The decision to consolidate did not come easily. Bill Dungan, corporate vice president of sales and marketing for Draka Comteq USA, says the company was forced into decision-making mode when it considered the myriad of brand names it was using. "All of a sudden, we had all of these brand names," says Dungan. "We are overbooked when it comes to brand names; there's no question. Now, we will do something that is simple and easy."
Draka Comteq USA Inc. is a subsidiary of Draka USA, the North American companies under the parent company of Draka Holding, NV—comprised of 60 companies in 25 countries in Europe, America and Asia. Draka Comteq USA is now joined with three other North American companies, including BIW Cable Products, Tamaqua Cable Products, and Draka Elevator Products. In addition, the datacom and telecom product division of Draka Comteq USA is an integral partner of the global Draka Comteq communications marketing alliance, also under Draka Holding NV. Eleven different worldwide companies produce copper and fiber products under Draka Comteq.
Up until now, all manufacturing facilities for Helix/HiTemp were located in the building at 20 Forge Park.

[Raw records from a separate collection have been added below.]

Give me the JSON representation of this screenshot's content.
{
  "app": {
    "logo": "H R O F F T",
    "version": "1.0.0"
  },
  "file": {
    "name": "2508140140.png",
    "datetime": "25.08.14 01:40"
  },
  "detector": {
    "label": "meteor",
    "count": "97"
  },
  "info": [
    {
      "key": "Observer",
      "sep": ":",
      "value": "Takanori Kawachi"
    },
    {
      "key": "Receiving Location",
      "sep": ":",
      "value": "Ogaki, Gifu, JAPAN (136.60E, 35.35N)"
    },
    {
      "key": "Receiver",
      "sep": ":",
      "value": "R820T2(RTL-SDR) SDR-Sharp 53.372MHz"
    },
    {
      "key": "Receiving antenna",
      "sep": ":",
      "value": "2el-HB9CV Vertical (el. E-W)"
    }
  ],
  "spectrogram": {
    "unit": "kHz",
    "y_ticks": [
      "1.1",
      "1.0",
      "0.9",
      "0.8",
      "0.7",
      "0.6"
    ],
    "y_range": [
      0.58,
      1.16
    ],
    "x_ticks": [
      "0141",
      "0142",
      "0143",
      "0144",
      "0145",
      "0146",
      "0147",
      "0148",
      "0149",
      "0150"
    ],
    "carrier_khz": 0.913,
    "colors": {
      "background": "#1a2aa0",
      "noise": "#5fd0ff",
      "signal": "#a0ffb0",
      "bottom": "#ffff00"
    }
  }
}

All optical-fiber manufacturing took place across the street in Building 9, where Draka USA's corporate headquarters are located. Now, the company has revised its 165,000-square-foot manufacturing facility, which houses both copper and optical-fiber engineering, research, customer service, and manufacturing. Manufacturing will continue to operate a three-shift schedule for fiber and copper production. Included in the facility is a newly constructed 10,000-square-foot atmospherically controlled clean room housing that's critical for fiber operations.
The revisions will create a manufacturing plant within a plant, adding four additional lines of optical fiber. The new factory is expected to produce more than $75 million worth of cable and components per year. "We want to allow our strengths to feed off of each other, and get a greater market share," adds Mahall.